GLU
– GPU-Accelerated Sparse Parallel LU Factorization Solver
Version
3.0 (with dynamic resource allocation kernel)
[Last
update: Friday, October 2, 2020]
Dr.
Sheldon
Tan (PI)
Department
of Electrical and Computer Engineering,
University
of California – Riverside
Email:
stan@ece.ucr.edu
· Shaoyi Peng,
· Kai He,
· Hengyang Zhao
· National Science Foundation, “SHF: Small: GPU-Based
Many-Core Parallel Simulation of Interconnect and High-Frequency Circuits”,
(CCF-1017090), 9/1/2010-8/30/2014, PI: Sheldon Tan
We
thank National Science Foundations for supports of this research
work. Any opinions, findings, and conclusions or recommendations
expressed in those materials below are those of the author(s) and do not
necessarily reflect the views of the National Science Foundation.
Transforming
a sparse matrix into its LU form is of crucial importance in linear algebra as
it plays an important role in many numerical and scientific computing
applications such as finite difference and finite element based methods.
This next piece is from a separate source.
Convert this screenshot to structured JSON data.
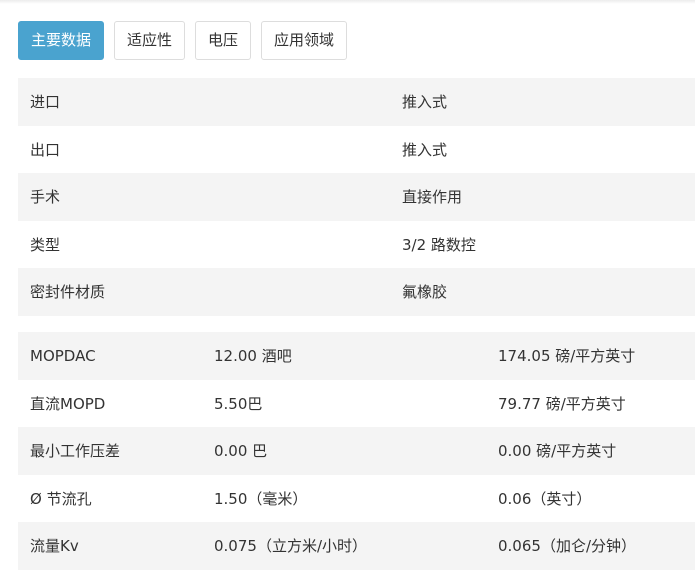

LU factorization operation represents the
dominant computing cost in those problems and it is very important to improve
the efficiency of the LU factorization algorithms. LU factorization for sparse matrices is the
most important computing step for general circuit simulation problems for
circuit designs. But parallelizing LU
factorization on the popular many-core platforms such as Graphic Processing
Units (GPU) turns out to be a difficult problem due to intrinsic data
dependency and irregular memory access, which diminish GPU computing power.
Modern
computer architecture has shifted towards the multi-core processor and
many-core architectures. The family of GPU is among the most powerful many-core
computing systems in mass-market use.
For instance, the start-of-the-art GPU provides massive and fine-grain
parallelism with orders of magnitude higher throughput than the CPUs. For
instance, the state-of-the-art NVIDIA Tesla V100 GPU with 5120 cores has a peak
performance of over 15~TFLOPS versus about 200--400~GFLOPS of Intel i9 series 8
core CPUs. In addition to the primary use of GPUs in accelerating graphics
rendering operations, there has been considerable interest in exploiting GPUs
for general purpose computation (GPGPU).
GLU was GPU-accelerated parallel sparse LU factorization
solver developed by VSCLAB at UC Riverside.
GLU is based on a hybrid right-looking LU factorization algorithm. We
show that more concurrency can be exploited in the right-looking method than
the left-looking method, especially on GPU platforms. GLU has the following
features and advantages over existing sparse LU solvers:
· It is based on the hybrid column-based right-looking LU factorization method, which is shown to be more amenable for exploiting the concurrency of LU factorization. The new method preserves the benefit of column-level concurrency and symbolic analysis in the left-looking method meanwhile, it allows more parallelism to be exploited in GPUs.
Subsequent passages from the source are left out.